Japan’s Nuclear Reactors No Threat to Seattle
Despite the grim news coming from Japan, where each day seems to bring new fires and explosions in quake- and tsunami damaged nuclear reactors, Seattleites stocking up on iodine to protect their thyroid glands are jumping the gun.
UW meteorologist Cliff Mass contends that even should radioactive material make it outside a containment vessel, “there is no serious radiation threat to us here in the Northwest.” At 7,000 km from Japan, we’re simply too far away. (Seattle is some 8,700 km from Chernobyl–how worried were you about that?)

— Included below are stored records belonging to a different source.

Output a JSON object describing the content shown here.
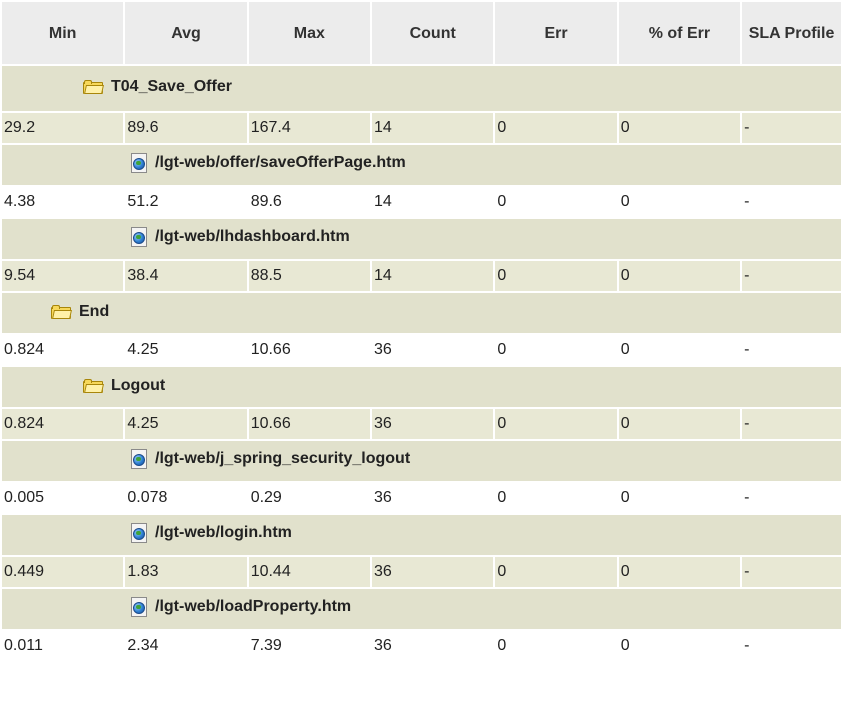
{
  "columns": [
    "Min",
    "Avg",
    "Max",
    "Count",
    "Err",
    "% of Err",
    "SLA Profile"
  ],
  "colors": {
    "header_bg": "#ececec",
    "group_bg": "#e1e1cc",
    "row_bg": "#e8e8d4",
    "white": "#ffffff"
  },
  "groups": [
    {
      "label": "T04_Save_Offer",
      "icon": "folder-icon",
      "row": {
        "min": "29.2",
        "avg": "89.6",
        "max": "167.4",
        "count": "14",
        "err": "0",
        "pct_err": "0",
        "sla": "-"
      }
    },
    {
      "label": "/lgt-web/offer/saveOfferPage.htm",
      "icon": "page-icon",
      "row": {
        "min": "4.38",
        "avg": "51.2",
        "max": "89.6",
        "count": "14",
        "err": "0",
        "pct_err": "0",
        "sla": "-"
      }
    },
    {
      "label": "/lgt-web/lhdashboard.htm",
      "icon": "page-icon",
      "row": {
        "min": "9.54",
        "avg": "38.4",
        "max": "88.5",
        "count": "14",
        "err": "0",
        "pct_err": "0",
        "sla": "-"
      }
    },
    {
      "label": "End",
      "icon": "folder-icon",
      "row": {
        "min": "0.824",
        "avg": "4.25",
        "max": "10.66",
        "count": "36",
        "err": "0",
        "pct_err": "0",
        "sla": "-"
      }
    },
    {
      "label": "Logout",
      "icon": "folder-icon",
      "row": {
        "min": "0.824",
        "avg": "4.25",
        "max": "10.66",
        "count": "36",
        "err": "0",
        "pct_err": "0",
        "sla": "-"
      }
    },
    {
      "label": "/lgt-web/j_spring_security_logout",
      "icon": "page-icon",
      "row": {
        "min": "0.005",
        "avg": "0.078",
        "max": "0.29",
        "count": "36",
        "err": "0",
        "pct_err": "0",
        "sla": "-"
      }
    },
    {
      "label": "/lgt-web/login.htm",
      "icon": "page-icon",
      "row": {
        "min": "0.449",
        "avg": "1.83",
        "max": "10.44",
        "count": "36",
        "err": "0",
        "pct_err": "0",
        "sla": "-"
      }
    },
    {
      "label": "/lgt-web/loadProperty.htm",
      "icon": "page-icon",
      "row": {
        "min": "0.011",
        "avg": "2.34",
        "max": "7.39",
        "count": "36",
        "err": "0",
        "pct_err": "0",
        "sla": "-"
      }
    }
  ]
}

…the radiation would mix through huge volumes of the atmosphere due to horizontal and vertical mixing. Since it would take days to reach us, there would be time for larger particles to settle out and precipitation would wash some out as well. Even for Chernobyl, where the core exploded while the reactor was powered up and where there was no containment, serious radiation only extended roughly 1000-1500 km away.

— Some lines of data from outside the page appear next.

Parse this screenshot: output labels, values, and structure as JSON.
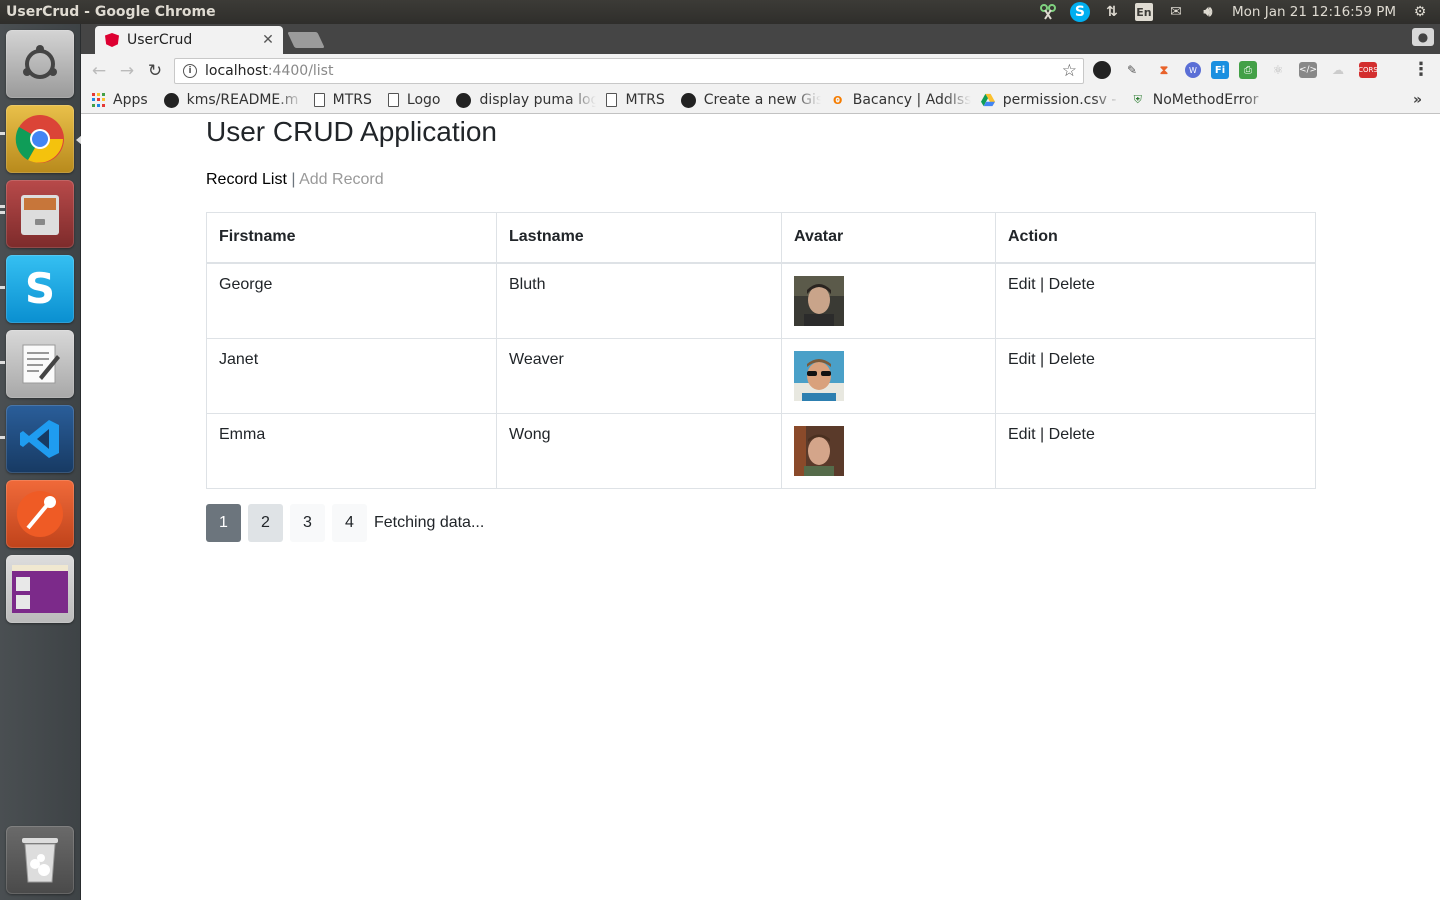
{
  "window": {
    "title": "UserCrud - Google Chrome"
  },
  "tray": {
    "clock": "Mon Jan 21 12:16:59 PM",
    "keyboard": "En"
  },
  "browser": {
    "tab_title": "UserCrud",
    "url_host": "localhost",
    "url_rest": ":4400/list",
    "bookmarks": [
      {
        "label": "Apps",
        "icon": "apps-icon"
      },
      {
        "label": "kms/README.m",
        "icon": "github-icon"
      },
      {
        "label": "MTRS",
        "icon": "doc-icon"
      },
      {
        "label": "Logo",
        "icon": "doc-icon"
      },
      {
        "label": "display puma log",
        "icon": "github-icon"
      },
      {
        "label": "MTRS",
        "icon": "doc-icon"
      },
      {
        "label": "Create a new Gis",
        "icon": "github-icon"
      },
      {
        "label": "Bacancy | AddIss",
        "icon": "bacancy-icon"
      },
      {
        "label": "permission.csv -",
        "icon": "drive-icon"
      },
      {
        "label": "NoMethodError",
        "icon": "shield-icon"
      }
    ]
  },
  "app": {
    "title": "User CRUD Application",
    "nav": {
      "record_list": "Record List",
      "separator": "|",
      "add_record": "Add Record"
    },
    "table": {
      "headers": [
        "Firstname",
        "Lastname",
        "Avatar",
        "Action"
      ],
      "rows": [
        {
          "firstname": "George",
          "lastname": "Bluth",
          "edit": "Edit",
          "sep": "|",
          "delete": "Delete"
        },
        {
          "firstname": "Janet",
          "lastname": "Weaver",
          "edit": "Edit",
          "sep": "|",
          "delete": "Delete"
        },
        {
          "firstname": "Emma",
          "lastname": "Wong",
          "edit": "Edit",
          "sep": "|",
          "delete": "Delete"
        }
      ]
    },
    "pagination": {
      "pages": [
        "1",
        "2",
        "3",
        "4"
      ],
      "current": "1",
      "status": "Fetching data..."
    }
  },
  "colors": {
    "accent_gray": "#6c757d",
    "angular_red": "#dd0031",
    "skype_blue": "#00aff0"
  }
}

“At Chernobyl a huge explosion was followed by a fire which raged for 10 days and emitted a huge amount of radiation which spread over a vast area,” points out the BBC. Nuclear proponents, as well, have been at pains to differentiate Japan’s situation from Chernobyl’s, swimming upstream against a tide of breathless media coverage of “meltdowns.”
No, it’s Japan and its neighbors who are nervously checking to see which way the wind blows, and nearby residents and workers at the plants who are bearing the brunt of any spikes in radioactivity following explosive venting from the suppression chamber (not the containment vessel).